Long Island Books: A Double-Review
"Sicilian Vegetarian Cooking"
John Penza
Illustrated by
Miriam Dougenis.
Ten Speed Press, $16.95
Vegetarian cooking has always had two big advantages - healthfulness and economy - but there was a time when the cookbooks that extolled vegetarian virtues were as boring as they were earnest.
Strong on nutburgers and root vegetables, they might just as well have suggested eating one's Birkenstocks.
Not anymore. As more of us are eating lighter, so the cookbooks launched to entice us are lighter and brighter and livelier, too. Among them is John Penza's new book, "Sicilian Vegetarian Cooking."
Little Butter, No Milk
Following upon the well-received "Sicilian American Pasta," Mr. Penza, who lives in Bridgehampton and is more widely known as the novelist John Okas, has turned his hand to lighter and more healthful recipes with a Sicilian snap.
There is little butter and no milk in the recipes, which cover soups, appetizers, pasta, pizza, salads, rice, polenta, and egg dishes, plus a few desserts.
There are new variations on old favorites, such as a lentil soup that uses porcini mushrooms instead of bacon or sausage for a meaty flavor, and tempting new ideas, such as a hearty escarole soup with cheese ravioli or a soup made with portobello mushrooms and polenta.
Surprises
While the recipes for pizza don't have many surprises, there are plenty of others that do.

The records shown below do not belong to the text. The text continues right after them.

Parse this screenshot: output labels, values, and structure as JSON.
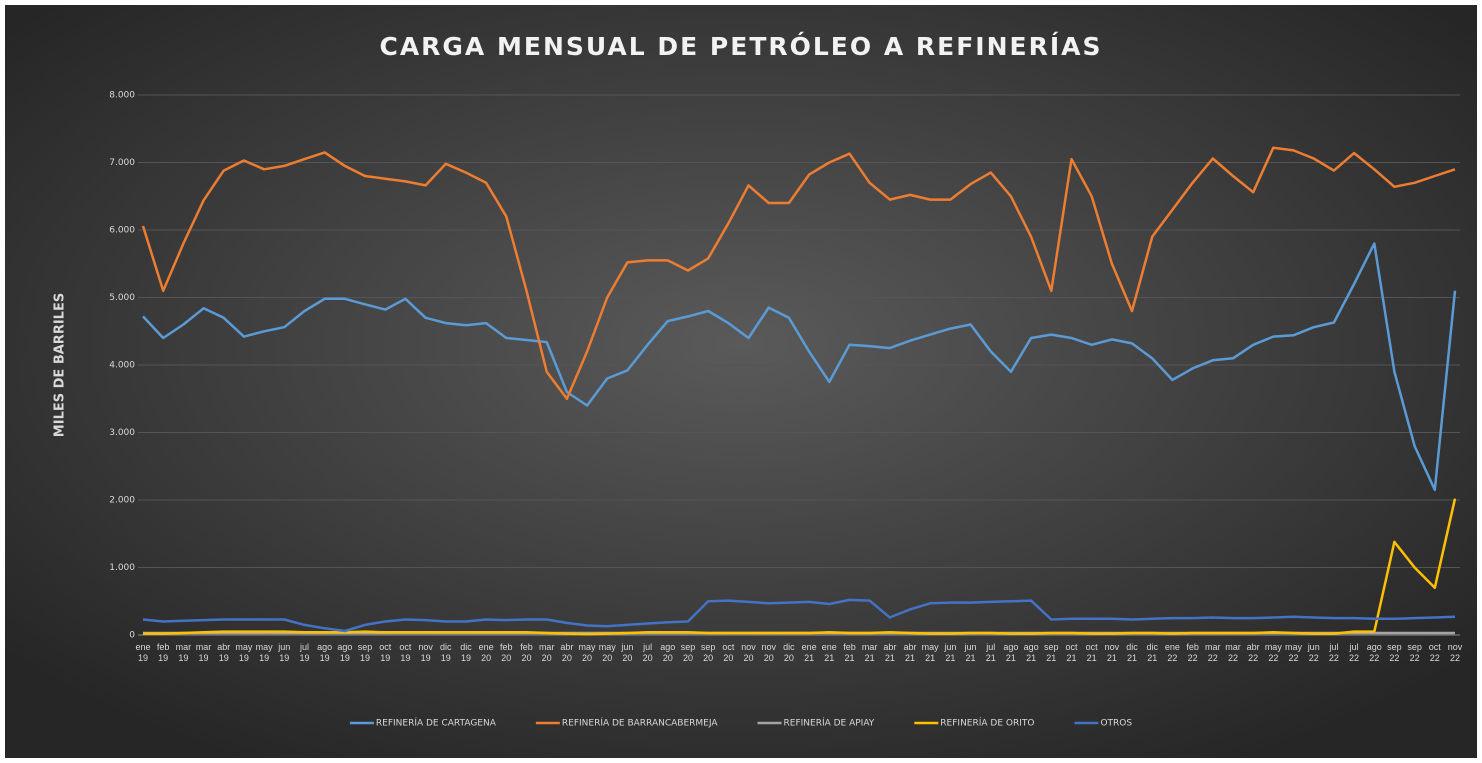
{
  "chart_data": {
    "type": "line",
    "title": "CARGA MENSUAL DE PETRÓLEO A REFINERÍAS",
    "y_label": "MILES DE BARRILES",
    "categories": [
      "ene 19",
      "feb 19",
      "mar 19",
      "mar 19",
      "abr 19",
      "may 19",
      "may 19",
      "jun 19",
      "jul 19",
      "ago 19",
      "ago 19",
      "sep 19",
      "oct 19",
      "oct 19",
      "nov 19",
      "dic 19",
      "dic 19",
      "ene 20",
      "feb 20",
      "feb 20",
      "mar 20",
      "abr 20",
      "may 20",
      "may 20",
      "jun 20",
      "jul 20",
      "ago 20",
      "sep 20",
      "sep 20",
      "oct 20",
      "nov 20",
      "nov 20",
      "dic 20",
      "ene 21",
      "ene 21",
      "feb 21",
      "mar 21",
      "abr 21",
      "abr 21",
      "may 21",
      "jun 21",
      "jun 21",
      "jul 21",
      "ago 21",
      "ago 21",
      "sep 21",
      "oct 21",
      "oct 21",
      "nov 21",
      "dic 21",
      "dic 21",
      "ene 22",
      "feb 22",
      "mar 22",
      "mar 22",
      "abr 22",
      "may 22",
      "may 22",
      "jun 22",
      "jul 22",
      "jul 22",
      "ago 22",
      "sep 22",
      "sep 22",
      "oct 22",
      "nov 22"
    ],
    "series": [
      {
        "name": "REFINERÍA DE CARTAGENA",
        "color": "#5b9bd5",
        "values": [
          4720,
          4400,
          4600,
          4840,
          4700,
          4420,
          4500,
          4560,
          4800,
          4980,
          4980,
          4900,
          4820,
          4980,
          4700,
          4620,
          4590,
          4620,
          4400,
          4370,
          4340,
          3600,
          3400,
          3800,
          3920,
          4300,
          4650,
          4720,
          4800,
          4620,
          4400,
          4850,
          4700,
          4200,
          3750,
          4300,
          4280,
          4250,
          4360,
          4450,
          4540,
          4600,
          4200,
          3900,
          4400,
          4450,
          4400,
          4300,
          4380,
          4320,
          4100,
          3780,
          3950,
          4070,
          4100,
          4300,
          4420,
          4440,
          4560,
          4630,
          5200,
          5800,
          3900,
          2800,
          2150,
          5100
        ]
      },
      {
        "name": "REFINERÍA DE BARRANCABERMEJA",
        "color": "#ed7d31",
        "values": [
          6060,
          5100,
          5800,
          6440,
          6880,
          7030,
          6900,
          6950,
          7050,
          7150,
          6950,
          6800,
          6760,
          6720,
          6660,
          6980,
          6850,
          6700,
          6200,
          5100,
          3900,
          3500,
          4200,
          5000,
          5520,
          5550,
          5550,
          5400,
          5580,
          6100,
          6660,
          6400,
          6400,
          6820,
          7000,
          7130,
          6700,
          6450,
          6520,
          6450,
          6450,
          6680,
          6850,
          6500,
          5900,
          5100,
          7050,
          6500,
          5500,
          4800,
          5900,
          6300,
          6700,
          7060,
          6800,
          6560,
          7220,
          7180,
          7060,
          6880,
          7140,
          6900,
          6640,
          6700,
          6800,
          6900
        ]
      },
      {
        "name": "REFINERÍA DE APIAY",
        "color": "#a5a5a5",
        "values": [
          30,
          30,
          30,
          30,
          30,
          30,
          30,
          30,
          30,
          30,
          30,
          30,
          30,
          30,
          30,
          30,
          30,
          30,
          30,
          30,
          30,
          30,
          30,
          30,
          30,
          30,
          30,
          30,
          30,
          30,
          30,
          30,
          30,
          30,
          30,
          30,
          30,
          30,
          30,
          30,
          30,
          30,
          30,
          30,
          30,
          30,
          30,
          30,
          30,
          30,
          30,
          30,
          30,
          30,
          30,
          30,
          30,
          30,
          30,
          30,
          30,
          30,
          30,
          30,
          30,
          30
        ]
      },
      {
        "name": "REFINERÍA DE ORITO",
        "color": "#ffc000",
        "values": [
          20,
          20,
          30,
          40,
          50,
          50,
          50,
          50,
          40,
          40,
          40,
          50,
          40,
          40,
          40,
          40,
          40,
          40,
          40,
          40,
          30,
          20,
          10,
          20,
          30,
          40,
          40,
          40,
          30,
          30,
          30,
          30,
          30,
          30,
          40,
          30,
          30,
          40,
          30,
          20,
          20,
          30,
          30,
          20,
          20,
          30,
          30,
          20,
          20,
          30,
          30,
          20,
          30,
          30,
          30,
          30,
          40,
          30,
          20,
          20,
          50,
          50,
          1380,
          1000,
          700,
          2020
        ]
      },
      {
        "name": "OTROS",
        "color": "#4472c4",
        "values": [
          230,
          200,
          210,
          220,
          230,
          230,
          230,
          230,
          150,
          100,
          60,
          150,
          200,
          230,
          220,
          200,
          200,
          230,
          220,
          230,
          230,
          180,
          140,
          130,
          150,
          170,
          190,
          200,
          500,
          510,
          490,
          470,
          480,
          490,
          460,
          520,
          510,
          260,
          380,
          470,
          480,
          480,
          490,
          500,
          510,
          230,
          240,
          240,
          240,
          230,
          240,
          250,
          250,
          260,
          250,
          250,
          260,
          270,
          260,
          250,
          250,
          240,
          240,
          250,
          260,
          270
        ]
      }
    ],
    "ylim": [
      0,
      8000
    ],
    "yticks": [
      0,
      {
        "value": 1000,
        "label": "1.000"
      },
      {
        "value": 2000,
        "label": "2.000"
      },
      {
        "value": 3000,
        "label": "3.000"
      },
      {
        "value": 4000,
        "label": "4.000"
      },
      {
        "value": 5000,
        "label": "5.000"
      },
      {
        "value": 6000,
        "label": "6.000"
      },
      {
        "value": 7000,
        "label": "7.000"
      },
      {
        "value": 8000,
        "label": "8.000"
      }
    ],
    "grid": true,
    "legend": "bottom"
  }
}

What about penne in a spicy tomato and Grand Marnier sauce or grilled polenta squares with a topping of white beans, arugula, and mozzarella, or an invigorating fennel, orange, and mozzarella salad?
Then there are rather more demanding recipes, such as a rice pie that calls for rice with eggs, pecorino, provolone, and ground almonds baked with a covering of fried eggplant in a hot onion, garlic, and tomato sauce.
Sounds good.
Drawings To Drool By
The book also supplies instructions for essential stuff you will need along the way - mayonnaise, a good vegetable stock, basic tomato sauce, pizza dough - so the beginner won't have to resort to other cookbooks.
But what makes this book irresistible, as those who bought Mr. Penza's earlier book will agree, are the illustrations by Miriam Dougenis of Sag Harbor.
Fat purple aubergines, fiery squash blossoms, butter-colored corn, tablecloths striped in Mediterranean blue, and the kind of ripe red tomatoes we fantasize about all winter long - Ms. Dougenis can paint food that makes you drool, makes you want to start cooking at once, and certainly makes you anxious to shell out a reasonable $16.95 at the cash register.
"Pancakes A to Z"
Marie Simmons
Houghton Mifflin, $15
As Marie Simmons notes in her introduction to "Pancakes A to Z," the batter-based food, also known as flapjacks, hotcakes, and griddlecakes conjures up memories of fire department-sponsored breakfasts all over small-town America, which would include the many hosted over the years right here.
What better food to honor with a little cookbook of its own?
Try to think of a kind of pancake for every letter of the alphabet. You're probably hard-pressed (if not, maybe you should be writing your own cookbook). But Ms. Simmons, a part-time resident of Sag Harbor, has managed to, with a creativity that reminds us that pancakes are not just that breakfast staple topped with maple syrup.
Breakfast, Lunch, Dinner
Through Ms. Simmons's interpretations, pancakes can be served for breakfast, yes, but also as appetizers, a light lunch, even dinner, and dessert.
And, all-American though they may be, they in fact draw from culinary traditions around the world, "from the crisp lentil patties of southern India to the buckwheat blini of Russia and delicate crˆpes of France."
How about starting a chilly winter day with a helping of banana sour cream pancakes with cinnamon maple syrup? Or savory little corn pancakes topped with a dollop of sour cream and crowned with black caviar served at your New Year's party?
Mashed-Potato Pancakes?
An egg pancake paired with greens and curls of Parmesan as a light lunch treat? Mashed-potato pancakes jazzed up with shredded cheese, mustard, and scallion to accompany your grilled meats for dinner?
Cocoa pancake-ettes with Susan's fudge sauce, a chocolatey choice clearly for dessert?
A few simple tips for the perfect pancake - for example, stir, don't beat, the batter - round out this concise little book. It is the third in an "A to Z" series by Ms. Simmons: Bar cookies and muffins have already been done, and word is a book on puddings is in the mixer.